NFC, an inexpensive simple procedure, can be performed in all patients of SSc to detect development of early ILD even before appearance of respiratory symptoms to prevent further progression. It might provide a window of opportunity for initiation and escalation of treatment in SSc individuals who are more likely to get benefit from the earlier administration of immune suppressants or vasodilators. It can be used as a basic screening tool for the assessment of disease severity in the patients of SSc. Our study opens up a scientific window for future research in larger population.

Limitation

Small sample size, limited time duration, and absence of control population are the main pitfalls of the study. Additional studies like prospective longitudinal analysis of NFC changes and HRCT along with serial measurements of pulmonary function tests can help to better define the role of NFC in diagnosis of ILD in SSc.
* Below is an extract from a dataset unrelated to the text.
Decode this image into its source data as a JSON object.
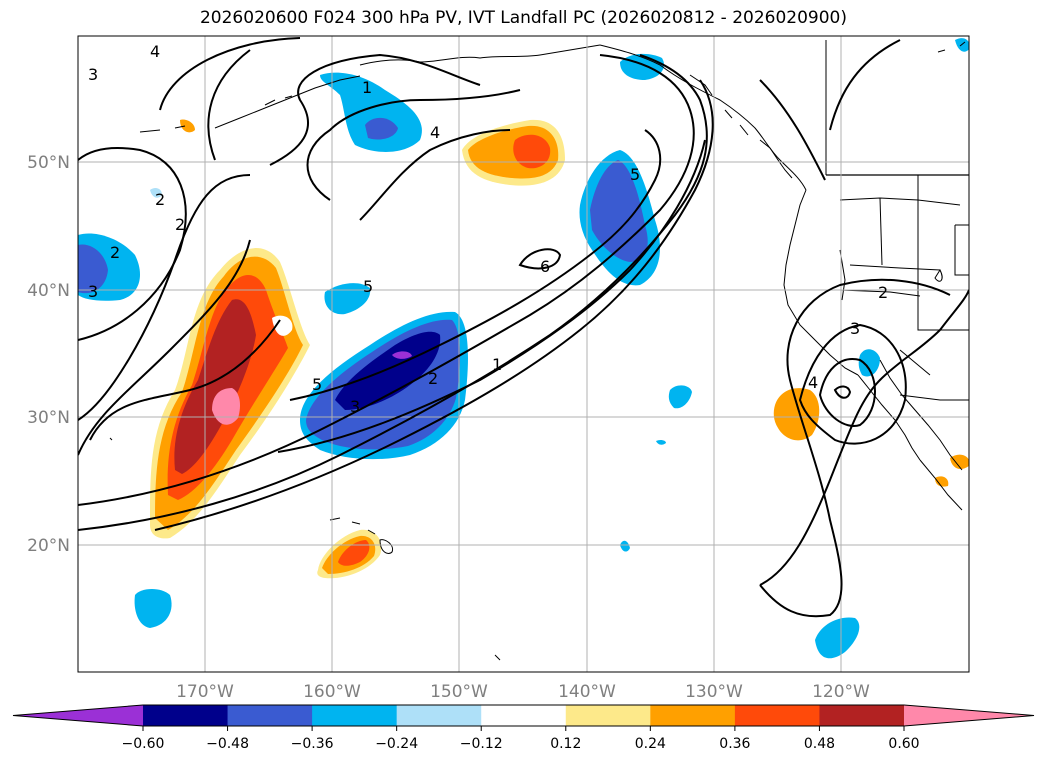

Declaration of patient consent

The authors certify that they have obtained all appropriate patient consent forms. In the form, the patient(s) has/have given his/her/their consent for his/her/their images and other clinical information to be reported in the journal. The patients understand that their names and initials will not be published and due efforts will be made to conceal their identity, but anonymity cannot be guaranteed.

Financial support and sponsorship

Nil.

Conflicts of interest

There are no conflicts of interest.

Acknowledgement

The authors appreciate with profound respect, the critical review and contribution in radiological evaluation (HRCT findings) of Dr. Abhishek Biswas (Department of Radiology, IPGME&R) in the preparation of this manuscript.